# New Safety Boot - Problems?



## mover1 (10 Oct 2007)

I was just issued with my new Cold Wet Weather Safety boot. 
It is a vast improvement from the old ones, and they are very comfortable. 
I have one problem with them though. 

When ever I walk the freakin things squeak.

 Its annoying and a bit embarrassing and I was wondering if anyone else is having the same problem.


----------



## geo (10 Oct 2007)

Is it the Vibram sole that's squeeking?
Does it squeek on all floor surfaces (concrete, linoleum, etc)?

is it possible that, once you have roughed up the sole, things will quiet down?


----------



## mover1 (10 Oct 2007)

It Squeaks on concrete, hardwood floors, CC 130 ramps, wet grass, linoleum, Muck, Horseshit, and sawdust.

I think its the insole.


----------



## geo (10 Oct 2007)

Might try a different innersole


----------



## R.O.S (10 Oct 2007)

As my part time job I do sell work boots, have been doing so for exactly 4 years coming this friday. Now I would need to hear what the sqeak is, but it can be two things. Either the insole, or the actual plate. Now Insoles very rarily emit any sound, but hardened ones like fiberglass arched support ones do tend to give an annoying sound. Now if you are looking for a good insole check the post I made http://forums.army.ca/forums/threads/28395/post-606128.html#msg606128.... If it is the plate, there is not much you can do about it. It happens when the steal is not glued properly and just moves around, there is no safety risk for this, but it is annoying. If it is a composite plate (higher grade of plastic) there is very little chance of a sound, but i have seen it happen..... so insole you can help, if its the plate, well try to replace it if you can but you cannot fix it and do not try to alter the plate (had a guy do it and well they did not meet the safety rating after that.).


----------



## Blackadder1916 (11 Oct 2007)

They used to say if your boots squeek, it means that they haven't been paid for.  If you purchased them yourself, trying paying off your credit cards to see if that helps.  Don't know what you can do to ensure the supplier's invoice has been completely taken care of by DND.

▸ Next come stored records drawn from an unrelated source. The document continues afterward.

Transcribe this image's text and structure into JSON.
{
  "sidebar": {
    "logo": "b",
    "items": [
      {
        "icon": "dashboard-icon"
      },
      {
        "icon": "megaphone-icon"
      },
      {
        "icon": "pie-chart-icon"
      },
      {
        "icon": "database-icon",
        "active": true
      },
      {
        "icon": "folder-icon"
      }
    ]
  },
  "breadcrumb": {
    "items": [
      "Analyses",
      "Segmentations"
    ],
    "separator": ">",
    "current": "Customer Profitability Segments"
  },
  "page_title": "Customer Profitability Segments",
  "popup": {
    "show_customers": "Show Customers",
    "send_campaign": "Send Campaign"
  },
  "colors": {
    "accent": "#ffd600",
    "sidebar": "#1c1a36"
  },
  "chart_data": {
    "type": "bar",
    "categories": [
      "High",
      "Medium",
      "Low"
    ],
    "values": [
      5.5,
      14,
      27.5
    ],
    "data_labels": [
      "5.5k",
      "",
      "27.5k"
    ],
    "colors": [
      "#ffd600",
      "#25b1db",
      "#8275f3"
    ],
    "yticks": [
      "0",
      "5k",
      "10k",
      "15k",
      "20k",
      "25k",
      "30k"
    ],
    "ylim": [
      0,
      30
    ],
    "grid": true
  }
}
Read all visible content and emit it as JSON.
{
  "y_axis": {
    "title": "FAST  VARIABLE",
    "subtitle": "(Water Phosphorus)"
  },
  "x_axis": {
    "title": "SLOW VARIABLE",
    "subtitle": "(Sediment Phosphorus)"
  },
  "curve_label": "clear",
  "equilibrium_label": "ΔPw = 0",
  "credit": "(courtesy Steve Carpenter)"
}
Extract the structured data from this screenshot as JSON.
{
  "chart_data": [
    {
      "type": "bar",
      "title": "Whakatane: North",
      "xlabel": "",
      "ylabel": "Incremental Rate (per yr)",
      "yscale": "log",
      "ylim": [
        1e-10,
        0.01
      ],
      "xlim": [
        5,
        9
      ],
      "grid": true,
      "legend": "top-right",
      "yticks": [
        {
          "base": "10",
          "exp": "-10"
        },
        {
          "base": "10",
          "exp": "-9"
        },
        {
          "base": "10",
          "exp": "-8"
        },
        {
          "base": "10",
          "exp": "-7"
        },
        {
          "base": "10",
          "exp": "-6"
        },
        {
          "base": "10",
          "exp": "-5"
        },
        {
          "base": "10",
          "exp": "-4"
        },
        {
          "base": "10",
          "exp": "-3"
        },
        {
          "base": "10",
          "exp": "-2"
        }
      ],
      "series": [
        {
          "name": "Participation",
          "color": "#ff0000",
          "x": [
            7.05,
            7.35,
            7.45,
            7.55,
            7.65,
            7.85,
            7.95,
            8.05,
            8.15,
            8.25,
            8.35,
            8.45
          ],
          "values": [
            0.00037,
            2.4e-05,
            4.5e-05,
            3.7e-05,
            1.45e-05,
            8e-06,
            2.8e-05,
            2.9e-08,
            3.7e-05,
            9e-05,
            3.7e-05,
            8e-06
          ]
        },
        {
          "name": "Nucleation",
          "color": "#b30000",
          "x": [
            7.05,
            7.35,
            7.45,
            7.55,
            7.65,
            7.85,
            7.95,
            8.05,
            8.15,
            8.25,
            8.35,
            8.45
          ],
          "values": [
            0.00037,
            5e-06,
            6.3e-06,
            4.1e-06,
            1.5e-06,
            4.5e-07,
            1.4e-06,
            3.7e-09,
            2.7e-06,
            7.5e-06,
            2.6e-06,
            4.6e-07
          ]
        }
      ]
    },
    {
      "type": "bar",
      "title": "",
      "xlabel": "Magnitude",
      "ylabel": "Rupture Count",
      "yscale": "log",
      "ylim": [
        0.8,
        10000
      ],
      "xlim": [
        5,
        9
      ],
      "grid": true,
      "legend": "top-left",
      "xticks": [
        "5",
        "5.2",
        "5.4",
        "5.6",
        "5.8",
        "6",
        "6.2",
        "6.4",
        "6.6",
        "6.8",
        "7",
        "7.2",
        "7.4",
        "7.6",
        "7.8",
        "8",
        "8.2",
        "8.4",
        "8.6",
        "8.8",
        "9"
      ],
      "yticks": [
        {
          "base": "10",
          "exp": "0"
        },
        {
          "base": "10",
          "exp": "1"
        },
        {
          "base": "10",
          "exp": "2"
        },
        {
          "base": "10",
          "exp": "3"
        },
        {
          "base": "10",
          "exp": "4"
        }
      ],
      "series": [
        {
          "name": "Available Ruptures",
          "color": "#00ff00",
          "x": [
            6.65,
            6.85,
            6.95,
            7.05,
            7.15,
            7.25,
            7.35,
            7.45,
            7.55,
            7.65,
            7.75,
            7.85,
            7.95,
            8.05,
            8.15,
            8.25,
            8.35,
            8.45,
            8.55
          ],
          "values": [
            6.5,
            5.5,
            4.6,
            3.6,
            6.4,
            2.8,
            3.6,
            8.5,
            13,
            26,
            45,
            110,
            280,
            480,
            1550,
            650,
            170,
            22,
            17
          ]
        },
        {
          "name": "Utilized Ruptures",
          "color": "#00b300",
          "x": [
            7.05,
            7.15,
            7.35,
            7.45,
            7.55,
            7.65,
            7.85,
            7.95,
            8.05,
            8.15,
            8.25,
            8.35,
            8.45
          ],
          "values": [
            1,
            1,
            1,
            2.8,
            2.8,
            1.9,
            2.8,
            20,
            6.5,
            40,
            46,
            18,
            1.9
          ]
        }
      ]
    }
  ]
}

Seriously, talcum powder between the insole/orthotic and the boot has worked in the past for me.  It works like a lubricant.


----------



## mover1 (13 Oct 2007)

OK I figured it out.

 the insoles have manufacturers labels on them. (I E Stickers between the insole and the boot proper)  
The one on the left insole is twice as large as the one on the right (hence the higher rate of noise from the left one) and once I removed them the squeak went away.


----------